Sophie Wang

IDEAL Center Specialist

Sophie Wang is a second-generation Chinese American invested in making critical social justice lenses on science and technology accessible beyond the ivory tower. She believes deeply in the necessity of epistemic justice (or justice around who and what is seen as valid knowledge producer/production) as part of the larger landscape of liberation. 

In addition to her role as a Specialist in the IDEAL Center, Sophie combines expertise in science and technology studies with her artistic practice to create zines and comics exploring the intersection of science and social justice. Past projects include zines focusing on equity and exclusion in informal science institutions (commissioned by Dr. Emily Dawson), public control of technology development (commissioned by UK ESRC-funded Driverless Futures project), and deconstructing scientific objectivity.

Sophie brings to her work her wide range of interdisciplinary experiences, beginning with her academic training in both Biology and Asian American Studies at Pomona College. After graduating, she maintained a connection with both - working intimately in the preparation and care of vertebrate fossil collections at the Natural History Museum of Los Angeles while managing marketing and development at Kizuna, a Japanese American youth development organization in Los Angeles’s Little Tokyo.
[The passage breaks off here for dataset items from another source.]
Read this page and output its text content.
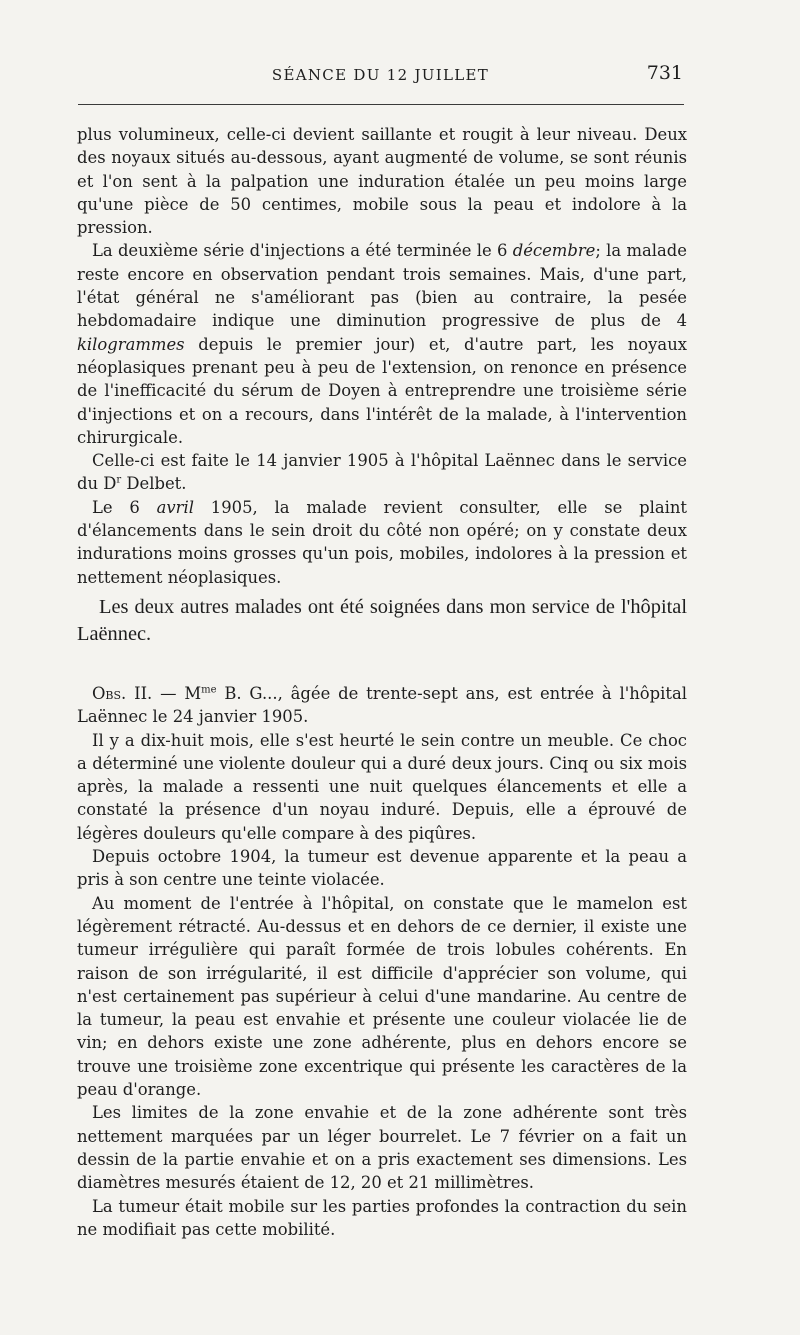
SÉANCE DU 12 JUILLET	731

plus volumineux, celle-ci devient saillante et rougit à leur niveau. Deux des noyaux situés au-dessous, ayant augmenté de volume, se sont réunis et l'on sent à la palpation une induration étalée un peu moins large qu'une pièce de 50 centimes, mobile sous la peau et indolore à la pression.

La deuxième série d'injections a été terminée le 6 décembre; la malade reste encore en observation pendant trois semaines. Mais, d'une part, l'état général ne s'améliorant pas (bien au contraire, la pesée hebdomadaire indique une diminution progressive de plus de 4 kilogrammes depuis le premier jour) et, d'autre part, les noyaux néoplasiques prenant peu à peu de l'extension, on renonce en présence de l'inefficacité du sérum de Doyen à entreprendre une troisième série d'injections et on a recours, dans l'intérêt de la malade, à l'intervention chirurgicale.

Celle-ci est faite le 14 janvier 1905 à l'hôpital Laënnec dans le service du $D^r$ Delbet.

Le 6 avril 1905, la malade revient consulter, elle se plaint d'élancements dans le sein droit du côté non opéré; on y constate deux indurations moins grosses qu'un pois, mobiles, indolores à la pression et nettement néoplasiques.

Les deux autres malades ont été soignées dans mon service de l'hôpital Laënnec.

Obs. II. — $M^{me}$ B. G..., âgée de trente-sept ans, est entrée à l'hôpital Laënnec le 24 janvier 1905.

Il y a dix-huit mois, elle s'est heurté le sein contre un meuble. Ce choc a déterminé une violente douleur qui a duré deux jours. Cinq ou six mois après, la malade a ressenti une nuit quelques élancements et elle a constaté la présence d'un noyau induré. Depuis, elle a éprouvé de légères douleurs qu'elle compare à des piqûres.

Depuis octobre 1904, la tumeur est devenue apparente et la peau a pris à son centre une teinte violacée.

Au moment de l'entrée à l'hôpital, on constate que le mamelon est légèrement rétracté. Au-dessus et en dehors de ce dernier, il existe une tumeur irrégulière qui paraît formée de trois lobules cohérents. En raison de son irrégularité, il est difficile d'apprécier son volume, qui n'est certainement pas supérieur à celui d'une mandarine. Au centre de la tumeur, la peau est envahie et présente une couleur violacée lie de vin; en dehors existe une zone adhérente, plus en dehors encore se trouve une troisième zone excentrique qui présente les caractères de la peau d'orange.

Les limites de la zone envahie et de la zone adhérente sont très nettement marquées par un léger bourrelet. Le 7 février on a fait un dessin de la partie envahie et on a pris exactement ses dimensions. Les diamètres mesurés étaient de 12, 20 et 21 millimètres.

La tumeur était mobile sur les parties profondes la contraction du sein ne modifiait pas cette mobilité.
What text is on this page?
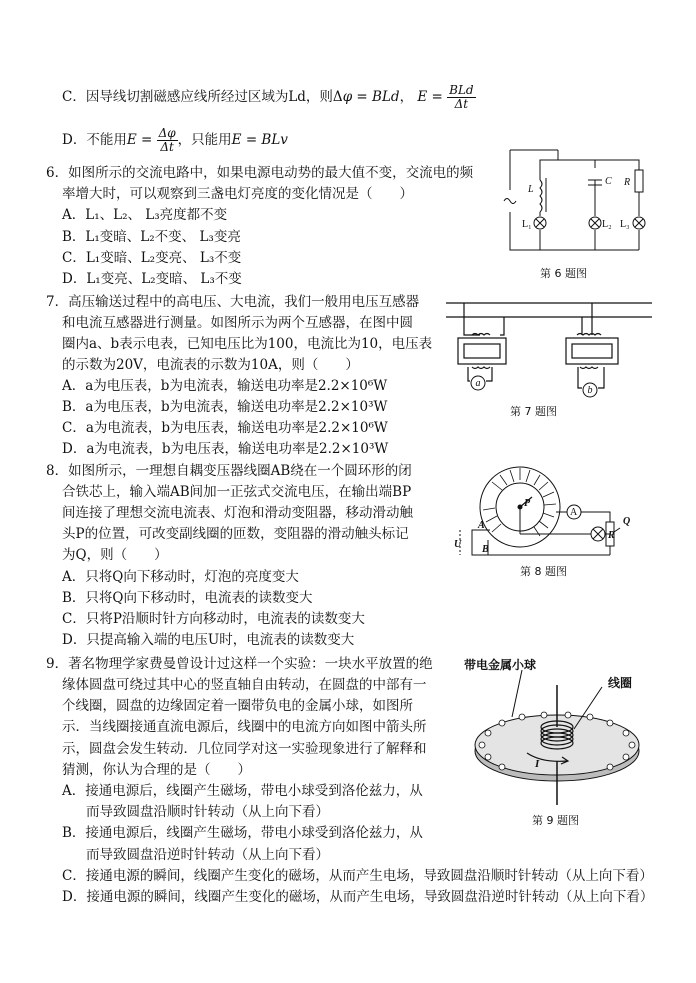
C．因导线切割磁感应线所经过区域为Ld，则Δφ = BLd， $E = \frac{\text{BLd}}{\Delta t}$
D．不能用$E = \frac{\Delta\varphi}{\Delta t}$ ，只能用E = BLv
6．如图所示的交流电路中，如果电源电动势的最大值不变，交流电的频
率增大时，可以观察到三盏电灯亮度的变化情况是（　　）
A．L₁、L₂、 L₃亮度都不变
B．L₁变暗、L₂不变、 L₃变亮
C．L₁变暗、L₂变亮、 L₃不变
D．L₁变亮、L₂变暗、 L₃不变
L
C R
L₁	L₂ L₃
第 6 题图
7．高压输送过程中的高电压、大电流，我们一般用电压互感器
和电流互感器进行测量。如图所示为两个互感器，在图中圆
圈内a、b表示电表，已知电压比为100，电流比为10，电压表
的示数为20V，电流表的示数为10A，则（　　）
A．a为电压表，b为电流表，输送电功率是2.2×10⁶W
B．a为电压表，b为电流表，输送电功率是2.2×10³W
C．a为电流表，b为电压表，输送电功率是2.2×10⁶W
D．a为电流表，b为电压表，输送电功率是2.2×10³W
a
b
第 7 题图
8．如图所示，一理想自耦变压器线圈AB绕在一个圆环形的闭
合铁芯上，输入端AB间加一正弦式交流电压，在输出端BP
间连接了理想交流电流表、灯泡和滑动变阻器，移动滑动触
头P的位置，可改变副线圈的匝数，变阻器的滑动触头标记
为Q，则（　　）
A．只将Q向下移动时，灯泡的亮度变大
B．只将Q向下移动时，电流表的读数变大
C．只将P沿顺时针方向移动时，电流表的读数变大
D．只提高输入端的电压U时，电流表的读数变大
P
A
B
U
A
R
Q
第 8 题图
9．著名物理学家费曼曾设计过这样一个实验：一块水平放置的绝
缘体圆盘可绕过其中心的竖直轴自由转动，在圆盘的中部有一
个线圈，圆盘的边缘固定着一圈带负电的金属小球，如图所
示．当线圈接通直流电源后，线圈中的电流方向如图中箭头所
示，圆盘会发生转动．几位同学对这一实验现象进行了解释和
猜测，你认为合理的是（　　）
A．接通电源后，线圈产生磁场，带电小球受到洛伦兹力，从
而导致圆盘沿顺时针转动（从上向下看）
B．接通电源后，线圈产生磁场，带电小球受到洛伦兹力，从
而导致圆盘沿逆时针转动（从上向下看）
C．接通电源的瞬间，线圈产生变化的磁场，从而产生电场，导致圆盘沿顺时针转动（从上向下看）
D．接通电源的瞬间，线圈产生变化的磁场，从而产生电场，导致圆盘沿逆时针转动（从上向下看）
带电金属小球
线圈
I
第 9 题图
During this time, she also co-founded Free Radicals, an activist collective dedicated to creating a more socially just, equitable, and accountable science.

In 2017, Sophie turned this power-informed lens onto informal science institutions, completing an MSc in Science, Technology, and Society with a dissertation focused on equity in science museums under Dr. Emily Dawson at University College London. Sophie has also served as an issue editor for Science for the People Magazine, an equity workshop consultant for the UK Association for Science and Discovery Centres, and a data collector for the nationwide Collaboration for Ongoing Visitor Experience Studies (COVES) project.

Sophie is perpetually grateful to the Los Angeles Asian American organizing community and her many years of experience as a participant and trainer with direct action organizing training Summer Activist Training, stage manager with public arts series Tuesday Night Project, and volunteer and consultant with API Equality-LA, in addition to the many intergenerational and profound friendships and mentorships that cannot be described through organizational affiliations.